From being bullied to becoming the bully, the cycle of verbal, emotional, and sometimes-physical abuse is in some instances perpetuated as victimized students lash out against their abuser. This was the story of at least two students on the panel, who have spent numerous years subjected to school bullying.
And while each of the students were able to overcome their own personal struggle, Thompson says this just isn’t always the case, as some children end up taking their own lives in order to escape victimization. These dire situations urge parents and teachers to take more proactive measures when addressing and preventing bullying in homes and schools.
Closing the live-panel discussion, teachers asked students to consider ways in which the student body could help them to find ways in which to tackle current bullying issues.

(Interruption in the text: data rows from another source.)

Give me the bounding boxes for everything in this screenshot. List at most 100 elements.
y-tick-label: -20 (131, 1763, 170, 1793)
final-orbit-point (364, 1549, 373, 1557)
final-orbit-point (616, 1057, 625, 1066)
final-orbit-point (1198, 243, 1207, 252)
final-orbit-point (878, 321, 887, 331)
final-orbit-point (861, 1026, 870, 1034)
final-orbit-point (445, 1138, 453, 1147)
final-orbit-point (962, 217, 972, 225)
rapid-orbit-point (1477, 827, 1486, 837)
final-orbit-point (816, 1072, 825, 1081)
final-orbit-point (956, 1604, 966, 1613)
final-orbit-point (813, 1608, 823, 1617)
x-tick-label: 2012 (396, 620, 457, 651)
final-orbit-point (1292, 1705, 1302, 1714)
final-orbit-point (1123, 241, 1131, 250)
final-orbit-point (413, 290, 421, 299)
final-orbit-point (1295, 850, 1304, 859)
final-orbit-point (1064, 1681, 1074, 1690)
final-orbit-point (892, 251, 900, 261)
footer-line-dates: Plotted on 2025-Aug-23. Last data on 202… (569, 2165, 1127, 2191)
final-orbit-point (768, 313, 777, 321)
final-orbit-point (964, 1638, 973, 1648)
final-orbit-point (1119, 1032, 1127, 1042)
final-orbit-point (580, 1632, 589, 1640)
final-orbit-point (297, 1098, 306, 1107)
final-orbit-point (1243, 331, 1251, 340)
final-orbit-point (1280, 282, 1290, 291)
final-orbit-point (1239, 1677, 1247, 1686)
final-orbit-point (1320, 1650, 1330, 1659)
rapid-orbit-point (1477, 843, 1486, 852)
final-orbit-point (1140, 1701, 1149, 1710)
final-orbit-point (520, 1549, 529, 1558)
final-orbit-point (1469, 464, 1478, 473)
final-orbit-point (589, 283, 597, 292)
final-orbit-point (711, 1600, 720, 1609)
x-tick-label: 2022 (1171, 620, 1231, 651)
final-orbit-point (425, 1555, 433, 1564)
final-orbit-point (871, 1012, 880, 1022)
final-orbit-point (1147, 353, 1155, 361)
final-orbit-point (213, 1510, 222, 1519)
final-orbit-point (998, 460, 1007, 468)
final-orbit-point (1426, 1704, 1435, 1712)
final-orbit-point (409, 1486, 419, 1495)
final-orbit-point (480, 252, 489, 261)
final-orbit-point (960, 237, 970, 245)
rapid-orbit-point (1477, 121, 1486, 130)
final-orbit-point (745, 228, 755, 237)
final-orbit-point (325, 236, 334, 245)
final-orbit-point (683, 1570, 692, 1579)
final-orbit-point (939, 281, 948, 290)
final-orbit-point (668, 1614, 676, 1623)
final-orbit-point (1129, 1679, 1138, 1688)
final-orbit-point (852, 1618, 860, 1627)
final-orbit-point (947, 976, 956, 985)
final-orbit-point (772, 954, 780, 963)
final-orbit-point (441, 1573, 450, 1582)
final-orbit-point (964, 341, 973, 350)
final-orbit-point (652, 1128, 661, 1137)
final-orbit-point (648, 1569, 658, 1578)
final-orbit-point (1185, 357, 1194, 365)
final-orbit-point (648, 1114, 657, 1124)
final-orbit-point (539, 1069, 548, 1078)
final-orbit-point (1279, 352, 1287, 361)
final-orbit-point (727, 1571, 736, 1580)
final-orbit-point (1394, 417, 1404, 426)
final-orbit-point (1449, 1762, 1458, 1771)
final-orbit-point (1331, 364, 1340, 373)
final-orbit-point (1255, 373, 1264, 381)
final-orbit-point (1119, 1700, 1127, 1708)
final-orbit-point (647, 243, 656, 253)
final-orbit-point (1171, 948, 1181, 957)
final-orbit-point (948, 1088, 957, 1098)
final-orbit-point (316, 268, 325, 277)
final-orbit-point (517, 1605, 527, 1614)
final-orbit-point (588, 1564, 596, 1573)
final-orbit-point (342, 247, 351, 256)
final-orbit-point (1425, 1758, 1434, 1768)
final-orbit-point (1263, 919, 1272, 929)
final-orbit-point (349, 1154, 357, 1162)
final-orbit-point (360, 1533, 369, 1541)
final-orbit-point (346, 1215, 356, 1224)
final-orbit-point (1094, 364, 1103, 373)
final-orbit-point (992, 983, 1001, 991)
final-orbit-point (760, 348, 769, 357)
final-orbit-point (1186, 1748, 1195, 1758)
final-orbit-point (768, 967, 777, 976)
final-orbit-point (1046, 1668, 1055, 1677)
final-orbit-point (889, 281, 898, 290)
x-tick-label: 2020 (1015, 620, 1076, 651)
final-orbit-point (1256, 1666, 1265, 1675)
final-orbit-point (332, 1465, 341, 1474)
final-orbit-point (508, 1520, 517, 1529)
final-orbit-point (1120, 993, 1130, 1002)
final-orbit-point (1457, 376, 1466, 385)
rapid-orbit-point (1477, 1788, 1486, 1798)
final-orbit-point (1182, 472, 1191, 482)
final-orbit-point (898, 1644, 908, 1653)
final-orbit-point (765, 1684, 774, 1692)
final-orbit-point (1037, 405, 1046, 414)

Opening the second half of the presentation, Carpenter and Thompson discussed the presence of human trafficking and online predators throughout the state of Tennessee, including reports of child trafficking, which occurred right here in Dyer County.
According to Carpenter, roughly 1,000 children are trafficked through the state each year, with most children taken from rural areas. The average age of children trafficked is 13 years old.
Traffickers oftentimes find their victims through: clubs/bars, Internet, streets, shopping area, foster care, advertisements, schools and social media.
TBI research has shown that 82-percent of predators target children through social media networking, recruiting children with promises of love, protection, adventure, money and stability.
Thompson says many predators will even attempt to reach out to children through online gaming forums. After building trust, they may then advise the child to download social media apps in an effort to lure them into meeting or sending photographs.
TBI and Homeland Security encourage parents to prevent the chance of their child being targeted by predators by observing the following:
• Be a parent, not a friend
• Be active in your child’s life
• Protect your child from being alone at events/travel
• Check emails/texts/ snaps/technology
• Screen relationships/friends
• Know where they are (Tracker apps)
• Consider code words or text symbols
• Have set check-in times
• Discuss party rules
• Talk to your child about relationships
• Teach your child warning signs
• Call the police
• Set up online privacy settings
• Install filtering/monitoring software
• Look at individual phone apps
• Explore built-in security features
• Help your child create a strong online password
This event is in cooperation with Dyersburg and Dyer County Coordinated School Health, Life Choices of Dyersburg, Dyer County Health Department, Dyer County Health Alliance, Tennessee Bureau of Investigation and the Department of Homeland Security.